We consider the curve that makes the supporting surface. Its equation in Cartesian form is

$$y=\dfrac{x^{3}}{6}$$

Here the ground is the $$x$$-axis ($$y=0$$) and the point $$P(x,y)$$ on the curve is the position where the block is placed. At $$P$$ the surface is inclined at an angle $$\theta$$ with the horizontal. For a curve $$y=f(x)$$ the tangent makes an angle whose tangent is the derivative of the curve, that is

$$\tan\theta=\left|\dfrac{dy}{dx}\right|.$$

So we first differentiate $$y$$ with respect to $$x$$:

$$\dfrac{dy}{dx}=\dfrac{d}{dx}\!\left(\dfrac{x^{3}}{6}\right)=\dfrac{3x^{2}}{6}=\dfrac{x^{2}}{2}.$$

Hence the local slope and therefore the tangent of the angle of inclination are

$$\tan\theta=\dfrac{x^{2}}{2}.$$

Now the block will remain at rest provided that the component of its weight trying to pull it down the incline is not larger than the maximum static friction which resists that tendency. The usual condition is

$$\text{(down-slope component)}\;\le\;\text{(maximum static friction)}.$$

Writing the forces explicitly:

• The component of the weight along the incline is $$mg\sin\theta.$$

• The normal reaction from the surface is $$N=mg\cos\theta.$$

• The maximum possible static friction is $$f_{\max}=\mu N=\mu mg\cos\theta,$$ where $$\mu$$ is the coefficient of static friction.

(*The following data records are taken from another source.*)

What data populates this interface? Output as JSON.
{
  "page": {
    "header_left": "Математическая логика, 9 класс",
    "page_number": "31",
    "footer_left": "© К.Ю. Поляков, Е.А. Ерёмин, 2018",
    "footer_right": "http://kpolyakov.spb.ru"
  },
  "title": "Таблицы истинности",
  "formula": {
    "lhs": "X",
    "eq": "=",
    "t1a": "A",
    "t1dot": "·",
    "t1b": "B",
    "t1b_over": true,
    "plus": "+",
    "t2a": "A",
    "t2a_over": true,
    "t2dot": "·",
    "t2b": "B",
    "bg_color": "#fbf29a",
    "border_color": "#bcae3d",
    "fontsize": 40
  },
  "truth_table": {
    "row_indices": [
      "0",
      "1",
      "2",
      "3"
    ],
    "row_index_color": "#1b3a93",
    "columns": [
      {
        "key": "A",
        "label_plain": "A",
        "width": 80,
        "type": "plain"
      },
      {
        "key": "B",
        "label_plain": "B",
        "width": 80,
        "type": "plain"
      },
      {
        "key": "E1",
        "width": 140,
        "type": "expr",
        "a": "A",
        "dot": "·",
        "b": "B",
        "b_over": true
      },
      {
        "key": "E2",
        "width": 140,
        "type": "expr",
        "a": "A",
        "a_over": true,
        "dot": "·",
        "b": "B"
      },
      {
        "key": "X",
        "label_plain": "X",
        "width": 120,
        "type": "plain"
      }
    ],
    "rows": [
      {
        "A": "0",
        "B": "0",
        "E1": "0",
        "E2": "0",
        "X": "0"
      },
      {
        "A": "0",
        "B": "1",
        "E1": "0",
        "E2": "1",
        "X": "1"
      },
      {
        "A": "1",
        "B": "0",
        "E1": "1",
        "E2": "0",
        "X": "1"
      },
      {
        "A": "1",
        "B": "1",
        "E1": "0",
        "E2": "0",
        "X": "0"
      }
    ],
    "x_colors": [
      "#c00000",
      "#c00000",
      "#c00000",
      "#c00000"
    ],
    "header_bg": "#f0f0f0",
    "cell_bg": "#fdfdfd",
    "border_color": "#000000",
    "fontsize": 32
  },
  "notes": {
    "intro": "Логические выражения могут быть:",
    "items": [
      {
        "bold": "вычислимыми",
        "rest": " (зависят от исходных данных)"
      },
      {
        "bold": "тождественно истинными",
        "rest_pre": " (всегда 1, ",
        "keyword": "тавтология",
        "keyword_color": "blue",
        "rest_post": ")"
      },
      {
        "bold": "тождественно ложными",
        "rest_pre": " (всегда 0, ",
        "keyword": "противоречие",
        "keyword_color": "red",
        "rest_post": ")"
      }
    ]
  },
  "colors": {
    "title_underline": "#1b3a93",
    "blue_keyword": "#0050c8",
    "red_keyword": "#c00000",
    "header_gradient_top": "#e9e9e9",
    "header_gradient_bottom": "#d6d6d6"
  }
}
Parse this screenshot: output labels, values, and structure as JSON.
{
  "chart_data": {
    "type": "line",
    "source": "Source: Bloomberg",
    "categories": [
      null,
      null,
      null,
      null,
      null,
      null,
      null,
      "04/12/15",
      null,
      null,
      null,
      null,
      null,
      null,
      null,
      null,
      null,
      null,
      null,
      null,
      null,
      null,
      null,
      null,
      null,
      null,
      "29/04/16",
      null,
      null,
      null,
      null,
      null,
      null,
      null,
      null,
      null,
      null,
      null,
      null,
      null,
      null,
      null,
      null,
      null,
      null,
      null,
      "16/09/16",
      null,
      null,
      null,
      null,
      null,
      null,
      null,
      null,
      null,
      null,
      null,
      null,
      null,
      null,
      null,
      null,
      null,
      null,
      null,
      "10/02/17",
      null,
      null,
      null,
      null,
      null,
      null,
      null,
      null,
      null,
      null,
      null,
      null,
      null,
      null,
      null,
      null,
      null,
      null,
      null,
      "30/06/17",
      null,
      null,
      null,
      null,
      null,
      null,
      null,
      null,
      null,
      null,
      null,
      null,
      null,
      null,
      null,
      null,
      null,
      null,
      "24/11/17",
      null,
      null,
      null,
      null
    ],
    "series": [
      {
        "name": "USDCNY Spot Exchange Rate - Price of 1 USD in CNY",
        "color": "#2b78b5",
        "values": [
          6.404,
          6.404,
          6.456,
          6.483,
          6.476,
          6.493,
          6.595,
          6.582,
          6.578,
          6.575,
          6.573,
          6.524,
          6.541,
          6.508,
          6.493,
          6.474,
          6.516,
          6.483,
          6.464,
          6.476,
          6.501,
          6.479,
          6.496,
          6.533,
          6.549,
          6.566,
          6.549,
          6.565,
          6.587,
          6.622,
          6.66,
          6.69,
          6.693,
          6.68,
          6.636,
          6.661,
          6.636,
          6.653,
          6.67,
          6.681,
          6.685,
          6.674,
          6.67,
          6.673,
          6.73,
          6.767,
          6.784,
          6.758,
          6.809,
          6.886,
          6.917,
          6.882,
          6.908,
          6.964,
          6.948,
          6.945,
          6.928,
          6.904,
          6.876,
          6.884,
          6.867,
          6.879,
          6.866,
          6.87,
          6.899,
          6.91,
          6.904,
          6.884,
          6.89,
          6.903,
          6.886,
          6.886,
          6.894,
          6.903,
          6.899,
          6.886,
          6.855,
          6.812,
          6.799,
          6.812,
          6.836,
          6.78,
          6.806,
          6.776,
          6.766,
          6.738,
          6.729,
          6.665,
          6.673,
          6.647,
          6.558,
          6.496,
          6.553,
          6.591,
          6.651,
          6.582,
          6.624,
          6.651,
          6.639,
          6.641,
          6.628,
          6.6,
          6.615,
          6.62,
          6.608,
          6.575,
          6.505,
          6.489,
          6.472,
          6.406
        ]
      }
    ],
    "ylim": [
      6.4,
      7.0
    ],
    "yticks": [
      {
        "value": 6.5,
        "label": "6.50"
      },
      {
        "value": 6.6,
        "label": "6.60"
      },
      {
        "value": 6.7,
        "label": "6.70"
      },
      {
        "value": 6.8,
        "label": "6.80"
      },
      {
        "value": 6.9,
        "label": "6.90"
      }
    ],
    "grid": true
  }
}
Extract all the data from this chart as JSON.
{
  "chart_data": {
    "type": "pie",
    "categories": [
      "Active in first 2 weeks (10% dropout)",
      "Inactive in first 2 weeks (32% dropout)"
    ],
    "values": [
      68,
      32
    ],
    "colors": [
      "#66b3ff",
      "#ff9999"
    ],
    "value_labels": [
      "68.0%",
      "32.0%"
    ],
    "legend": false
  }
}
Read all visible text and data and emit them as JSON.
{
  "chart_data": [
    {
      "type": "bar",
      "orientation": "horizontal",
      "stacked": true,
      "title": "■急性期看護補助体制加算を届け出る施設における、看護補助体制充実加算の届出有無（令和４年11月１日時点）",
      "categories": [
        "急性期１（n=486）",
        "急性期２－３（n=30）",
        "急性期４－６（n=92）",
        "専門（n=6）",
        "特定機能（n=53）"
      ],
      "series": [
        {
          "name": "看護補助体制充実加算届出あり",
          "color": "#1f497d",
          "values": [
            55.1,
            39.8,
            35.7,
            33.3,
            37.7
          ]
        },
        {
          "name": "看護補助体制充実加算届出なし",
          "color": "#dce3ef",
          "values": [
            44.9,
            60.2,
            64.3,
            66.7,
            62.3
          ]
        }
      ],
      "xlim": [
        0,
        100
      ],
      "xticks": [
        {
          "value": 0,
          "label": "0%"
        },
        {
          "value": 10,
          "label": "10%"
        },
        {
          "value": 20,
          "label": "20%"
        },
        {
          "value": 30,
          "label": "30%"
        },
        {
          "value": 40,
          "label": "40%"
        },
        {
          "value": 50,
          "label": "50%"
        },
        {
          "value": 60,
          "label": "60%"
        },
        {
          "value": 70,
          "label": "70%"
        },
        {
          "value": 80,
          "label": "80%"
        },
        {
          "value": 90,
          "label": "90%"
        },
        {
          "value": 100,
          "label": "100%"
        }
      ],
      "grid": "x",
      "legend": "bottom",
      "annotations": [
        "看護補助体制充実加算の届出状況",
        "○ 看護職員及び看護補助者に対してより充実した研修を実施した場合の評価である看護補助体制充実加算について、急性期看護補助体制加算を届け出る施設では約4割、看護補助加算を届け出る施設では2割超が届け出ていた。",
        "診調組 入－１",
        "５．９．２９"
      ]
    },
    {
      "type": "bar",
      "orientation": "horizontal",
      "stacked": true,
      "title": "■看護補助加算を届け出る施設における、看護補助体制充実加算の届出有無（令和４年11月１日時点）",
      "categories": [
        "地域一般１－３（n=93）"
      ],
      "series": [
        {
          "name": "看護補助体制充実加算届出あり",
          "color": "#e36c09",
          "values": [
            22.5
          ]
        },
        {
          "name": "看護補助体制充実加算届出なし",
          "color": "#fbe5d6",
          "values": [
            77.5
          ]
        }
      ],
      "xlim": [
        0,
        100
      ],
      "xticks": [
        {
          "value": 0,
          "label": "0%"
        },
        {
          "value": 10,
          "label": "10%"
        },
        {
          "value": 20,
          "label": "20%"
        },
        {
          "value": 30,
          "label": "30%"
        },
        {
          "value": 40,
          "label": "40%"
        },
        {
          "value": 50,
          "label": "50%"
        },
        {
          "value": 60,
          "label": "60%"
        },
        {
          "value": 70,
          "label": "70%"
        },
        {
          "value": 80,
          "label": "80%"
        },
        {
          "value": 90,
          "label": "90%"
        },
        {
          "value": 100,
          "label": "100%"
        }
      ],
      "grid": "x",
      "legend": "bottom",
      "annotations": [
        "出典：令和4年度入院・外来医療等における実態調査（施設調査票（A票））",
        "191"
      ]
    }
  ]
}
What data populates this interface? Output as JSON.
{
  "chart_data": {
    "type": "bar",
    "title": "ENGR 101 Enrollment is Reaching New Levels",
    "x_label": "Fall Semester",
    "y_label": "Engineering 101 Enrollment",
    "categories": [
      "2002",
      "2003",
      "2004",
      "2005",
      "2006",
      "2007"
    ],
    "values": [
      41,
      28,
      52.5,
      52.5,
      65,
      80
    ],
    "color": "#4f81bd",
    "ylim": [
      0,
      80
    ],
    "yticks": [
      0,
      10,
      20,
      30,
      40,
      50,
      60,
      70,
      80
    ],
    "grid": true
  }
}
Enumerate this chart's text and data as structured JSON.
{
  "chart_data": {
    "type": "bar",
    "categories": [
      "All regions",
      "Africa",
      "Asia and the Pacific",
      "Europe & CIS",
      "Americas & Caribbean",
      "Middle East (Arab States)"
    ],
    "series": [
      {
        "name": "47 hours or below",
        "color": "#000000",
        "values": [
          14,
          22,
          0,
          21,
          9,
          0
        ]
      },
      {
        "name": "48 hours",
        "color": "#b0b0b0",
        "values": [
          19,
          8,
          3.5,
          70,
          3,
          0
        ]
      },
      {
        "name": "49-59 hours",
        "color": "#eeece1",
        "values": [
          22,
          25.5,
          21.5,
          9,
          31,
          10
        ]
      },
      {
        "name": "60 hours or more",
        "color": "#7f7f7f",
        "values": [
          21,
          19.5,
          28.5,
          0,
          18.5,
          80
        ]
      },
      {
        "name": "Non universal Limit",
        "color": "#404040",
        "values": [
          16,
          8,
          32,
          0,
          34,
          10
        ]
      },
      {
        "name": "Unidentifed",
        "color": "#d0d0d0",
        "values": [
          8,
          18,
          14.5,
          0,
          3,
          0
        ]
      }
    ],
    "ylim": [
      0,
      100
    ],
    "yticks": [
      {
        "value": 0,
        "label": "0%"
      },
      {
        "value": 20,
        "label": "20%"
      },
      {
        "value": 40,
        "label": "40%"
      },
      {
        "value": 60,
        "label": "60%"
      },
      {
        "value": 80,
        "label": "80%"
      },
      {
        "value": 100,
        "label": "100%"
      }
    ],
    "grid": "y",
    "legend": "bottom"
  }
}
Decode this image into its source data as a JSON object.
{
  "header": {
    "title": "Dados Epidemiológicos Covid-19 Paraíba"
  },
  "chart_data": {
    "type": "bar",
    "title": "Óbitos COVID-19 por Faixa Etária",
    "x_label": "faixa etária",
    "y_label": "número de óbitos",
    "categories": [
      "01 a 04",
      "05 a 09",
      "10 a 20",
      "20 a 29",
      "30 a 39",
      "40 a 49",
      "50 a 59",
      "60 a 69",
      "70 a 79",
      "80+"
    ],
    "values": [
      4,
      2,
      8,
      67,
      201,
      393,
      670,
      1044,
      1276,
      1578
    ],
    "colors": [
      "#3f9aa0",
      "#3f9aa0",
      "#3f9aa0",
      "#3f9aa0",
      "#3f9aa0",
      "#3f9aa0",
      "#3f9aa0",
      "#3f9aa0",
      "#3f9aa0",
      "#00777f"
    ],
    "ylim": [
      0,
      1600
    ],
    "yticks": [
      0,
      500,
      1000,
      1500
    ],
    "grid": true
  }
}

The limiting (just-about-to-slip) case therefore satisfies

$$mg\sin\theta=\mu mg\cos\theta.$$

Dividing both sides by $$mg\cos\theta$$ we obtain

$$\tan\theta=\mu.$$

This is the standard result: the block is safe as long as $$\tan\theta\le\mu.$$ To find the highest position that is still safe we set the equality

$$\tan\theta=\mu.$$

Given $$\mu=0.5=\dfrac12,$$ and substituting $$\tan\theta=\dfrac{x^{2}}{2},$$ we write

$$\dfrac{x^{2}}{2}=\dfrac12.$$

Multiplying both sides by $$2$$:

$$x^{2}=1.$$

Taking the positive root because height increases with positive $$x$$:

$$x=1\;\text{m}.$$

Now we substitute this $$x$$ back into the equation of the curve to find the corresponding height $$y$$:

$$y=\dfrac{x^{3}}{6}=\dfrac{1^{3}}{6}=\dfrac16\;\text{m}.$$

This is the greatest vertical height above the ground at which the block can be placed without beginning to slide.

Hence, the correct answer is Option A.